EteRNA is a browser based game, developed by scientists at Carnegie Mellon University and Stanford University, that engages users to solve puzzles related to the folding of RNA molecules.[1] The project is funded by the National Science Foundation.[2]

Similar to Foldit—created by some of the same researchers that developed EteRNA—the puzzles take advantage of human problem-solving capabilities to solve puzzles that are computationally laborious for current computer models. The researchers hope to capitalize on "crowdsourcing"[3] and the collective intelligence[1] of EteRNA players to answer fundamental questions about RNA folding mechanics. The top voted designs are synthesized in a Stanford biochemistry lab to evaluate the folding patterns of the RNA molecules to compare directly with the computer predictions, ultimately improving the computer models.[2][4]

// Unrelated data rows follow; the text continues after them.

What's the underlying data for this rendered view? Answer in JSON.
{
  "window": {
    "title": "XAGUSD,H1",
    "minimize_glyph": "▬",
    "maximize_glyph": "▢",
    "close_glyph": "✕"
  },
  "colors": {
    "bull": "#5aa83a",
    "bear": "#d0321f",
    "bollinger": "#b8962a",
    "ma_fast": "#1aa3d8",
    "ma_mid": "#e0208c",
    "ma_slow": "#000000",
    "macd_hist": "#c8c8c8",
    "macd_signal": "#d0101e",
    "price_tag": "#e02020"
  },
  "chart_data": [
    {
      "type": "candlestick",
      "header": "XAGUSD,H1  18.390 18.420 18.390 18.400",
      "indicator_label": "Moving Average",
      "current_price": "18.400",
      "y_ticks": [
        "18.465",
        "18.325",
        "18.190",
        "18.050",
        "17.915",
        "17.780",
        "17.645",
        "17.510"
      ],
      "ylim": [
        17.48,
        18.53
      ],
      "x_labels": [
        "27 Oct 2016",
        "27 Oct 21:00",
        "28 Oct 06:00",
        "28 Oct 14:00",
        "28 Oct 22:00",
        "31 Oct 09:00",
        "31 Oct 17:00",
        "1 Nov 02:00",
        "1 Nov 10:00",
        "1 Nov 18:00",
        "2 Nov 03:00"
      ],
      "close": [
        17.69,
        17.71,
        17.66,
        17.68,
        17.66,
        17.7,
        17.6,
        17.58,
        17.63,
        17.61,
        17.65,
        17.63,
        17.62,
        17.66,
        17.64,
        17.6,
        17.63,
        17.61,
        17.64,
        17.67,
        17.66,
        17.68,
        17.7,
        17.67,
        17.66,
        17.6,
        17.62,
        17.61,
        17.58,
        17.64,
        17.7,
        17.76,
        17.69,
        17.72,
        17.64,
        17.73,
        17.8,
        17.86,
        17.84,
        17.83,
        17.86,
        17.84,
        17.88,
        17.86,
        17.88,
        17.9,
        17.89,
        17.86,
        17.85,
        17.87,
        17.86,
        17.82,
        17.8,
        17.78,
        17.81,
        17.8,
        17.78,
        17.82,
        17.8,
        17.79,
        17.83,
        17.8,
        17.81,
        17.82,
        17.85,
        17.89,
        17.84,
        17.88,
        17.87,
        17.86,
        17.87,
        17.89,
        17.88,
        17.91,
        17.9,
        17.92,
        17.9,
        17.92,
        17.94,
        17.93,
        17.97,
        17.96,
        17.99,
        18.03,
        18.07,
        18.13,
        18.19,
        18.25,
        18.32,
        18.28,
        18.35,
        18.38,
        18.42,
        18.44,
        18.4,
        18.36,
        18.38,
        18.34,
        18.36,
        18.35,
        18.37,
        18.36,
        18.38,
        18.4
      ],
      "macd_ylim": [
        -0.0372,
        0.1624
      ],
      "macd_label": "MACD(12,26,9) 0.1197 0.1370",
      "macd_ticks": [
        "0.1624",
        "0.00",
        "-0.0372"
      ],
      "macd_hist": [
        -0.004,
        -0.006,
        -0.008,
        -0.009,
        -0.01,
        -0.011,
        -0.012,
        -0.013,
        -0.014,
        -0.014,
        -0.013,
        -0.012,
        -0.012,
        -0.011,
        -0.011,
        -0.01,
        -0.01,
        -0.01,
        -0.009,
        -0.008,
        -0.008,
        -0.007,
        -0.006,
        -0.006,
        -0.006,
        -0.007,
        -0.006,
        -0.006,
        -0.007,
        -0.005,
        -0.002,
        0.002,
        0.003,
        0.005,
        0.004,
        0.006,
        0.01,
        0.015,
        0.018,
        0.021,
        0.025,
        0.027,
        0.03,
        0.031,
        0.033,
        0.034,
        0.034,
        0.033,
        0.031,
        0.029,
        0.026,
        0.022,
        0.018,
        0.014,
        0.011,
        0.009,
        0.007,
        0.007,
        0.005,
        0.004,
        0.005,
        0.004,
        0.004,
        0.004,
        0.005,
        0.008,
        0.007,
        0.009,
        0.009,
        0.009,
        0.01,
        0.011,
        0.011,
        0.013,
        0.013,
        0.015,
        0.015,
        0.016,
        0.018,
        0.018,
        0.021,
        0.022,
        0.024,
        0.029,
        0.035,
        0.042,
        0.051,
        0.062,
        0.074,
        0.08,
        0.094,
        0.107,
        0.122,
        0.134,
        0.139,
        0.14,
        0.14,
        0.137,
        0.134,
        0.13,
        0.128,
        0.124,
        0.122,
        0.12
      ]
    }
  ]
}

Ultimately, EteRNA researchers hope to determine a "complete and repeatable set of rules" to allow the synthesis of RNAs that consistently fold in expected shapes.[5] EteRNA project leaders hope that determining these basic principles that may facilitate the design of RNA-based nanomachines and switches.[6] EteRNA creators have been pleasantly surprised by the solutions of EteRNA players, particularly those of nonresearchers whose "creativity isn't constrained by what they think a correct answer should look like".[7]

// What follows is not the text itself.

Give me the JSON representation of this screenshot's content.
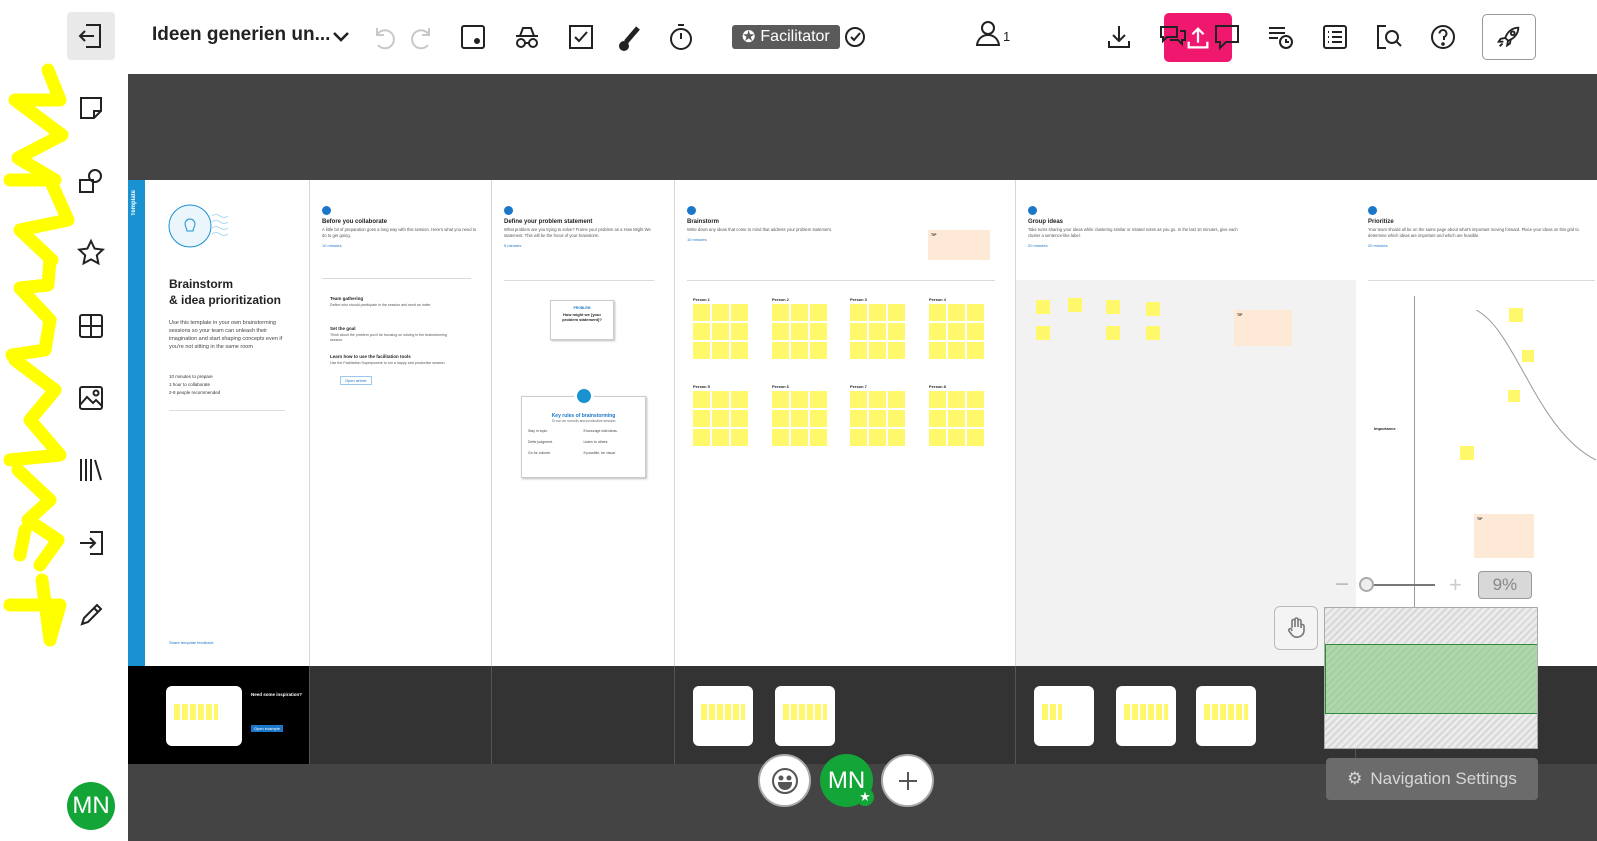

As of August 2011, approximately 26,000 players have contributed RNA sequence designs and over 306 designs have been synthesized for in vitro testing.[8]

Gameplay[edit]

Players are presented with a given target shape into which an RNA strand must fold. The player can change the sequence by placing any of the four RNA nucleotides (adenine, cytosine, guanosine and uracil) at various positions; this can alter the free energy of the system and dramatically affect the RNA strand's folding dynamics.

Once players have completed a sufficient number of RNA puzzles, they unlock the chance to generate puzzles for other players. These puzzles can be selected as future synthesis candidates if they fit certain rules and prove interesting. Other more complex puzzles are not currently lab synthesis candidates.